Cette stratégie qui consiste à aller vers les boîtes privées pour réduire le chômage, c’est d’une inefficacité aujourd’hui révélée. À La Réunion, c’est un problème différent. Ici, c’est un problème de pénurie de travail. On ne va pas aider les personnes à chercher un travail qui n’existe pas. Ce qu’il faut retenir, c’est que dans le domaine du logement, du travail et de la santé, il faut privilégier le service public. On ne peut pas marchander des services qui touchent la population, qui la concernent directement. C’est de la responsabilité de l’État. Que dois-je encore dire, sinon que c’est beaucoup de dépenses pour rien. Et cela pose surtout la question de la compétence de ce gouvernement pour gérer le problème de l’emploi.

o Jean-Pierre Técher, Directeur de l’association Agir Contre le Chômage, Président du Collectif de Lutte contre l’Exclusion

"... l’UNEDIC engraisse des sociétés sur le dos des chômeurs"

Cette solution d’insertion est inefficace dans sa globalité.
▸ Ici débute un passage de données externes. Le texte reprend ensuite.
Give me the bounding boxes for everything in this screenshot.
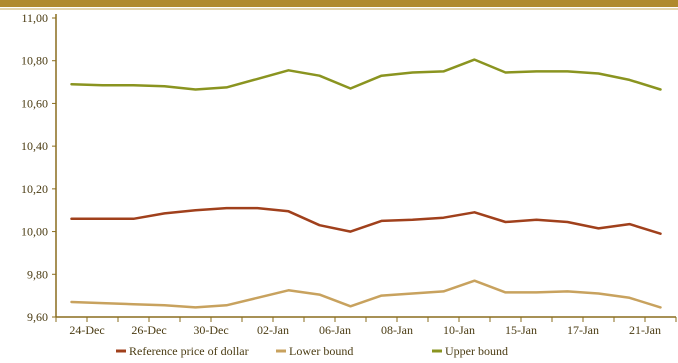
x-tick-label: 26-Dec — [131, 323, 166, 337]
y-tick-label: 10,80 — [21, 54, 48, 68]
y-tick-label: 10,40 — [21, 139, 48, 153]
y-tick-label: 10,00 — [21, 225, 48, 239]
axes — [55, 14, 676, 318]
y-tick-label: 10,60 — [21, 96, 48, 110]
y-tick-label: 11,00 — [21, 11, 48, 25]
series-line-1 — [70, 279, 662, 309]
x-tick-label: 24-Dec — [69, 323, 104, 337]
x-axis-ticks: 24-Dec 26-Dec 30-Dec 02-Jan 06-Jan 08-Jan 10-J… — [55, 317, 677, 337]
x-tick-label: 02-Jan — [257, 323, 289, 337]
x-tick-label: 17-Jan — [567, 323, 599, 337]
x-tick-label: 21-Jan — [629, 323, 661, 337]
y-axis-ticks: 9,60 9,80 10,00 10,20 10,40 10,60 10,80 11,00 — [21, 11, 56, 324]
legend-label-1: Lower bound — [289, 344, 353, 358]
x-tick-label: 10-Jan — [443, 323, 475, 337]
series-lines — [70, 58, 662, 309]
x-tick-label: 15-Jan — [505, 323, 537, 337]
legend-label-0: Reference price of dollar — [129, 344, 249, 358]
y-tick-label: 9,80 — [27, 267, 48, 281]
x-tick-label: 08-Jan — [381, 323, 413, 337]
x-tick-label: 06-Jan — [319, 323, 351, 337]
y-tick-label: 9,60 — [27, 310, 48, 324]
series-line-0 — [70, 206, 662, 235]
y-tick-label: 10,20 — [21, 182, 48, 196]
legend-label-2: Upper bound — [445, 344, 508, 358]
series-line-2 — [70, 58, 662, 91]
x-tick-label: 30-Dec — [193, 323, 228, 337]
legend: Reference price of dollar Lower bound Uppe… — [116, 344, 508, 358]
top-border-bar — [0, 0, 678, 7]
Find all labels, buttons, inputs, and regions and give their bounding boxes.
C’est la preuve que la baisse du monopole de l’ANPE coûte cher à l’État, pour des résultats faibles comparés à ceux annoncés. Ainsi, l’État prend l’argent des contribuables, salariés et employeurs pour soi-disant la mise en place de dispositifs, cela à coup de renfort publicitaire pour dire qu’il intervient en matière d’emploi. Le résultat, nous le voyons. L’UNEDIC engraisse des sociétés privées qui se partagent le pactole. C’est une aberration dans la gestion de l’UNEDIC, mais surtout dans la gestion de l’emploi en général. Moi, ce que je déplore, c’est la victimisation des demandeurs d’emplois. Et pourquoi ? Pour 1, 3 ou 6 mois de travail. Travailler 6 mois, 3 mois ou encore pire, 1 mois, ne fait d’une personne un salarié. Il faut dire que tout ce qui a été fait depuis une vingtaine d’années en matière de lutte contre le chômage est exactement à l’antipode de ce qu’il faut pour en venir à bout. Pendant ce temps, l’UNEDIC engraisse des sociétés sur le dos des chômeurs.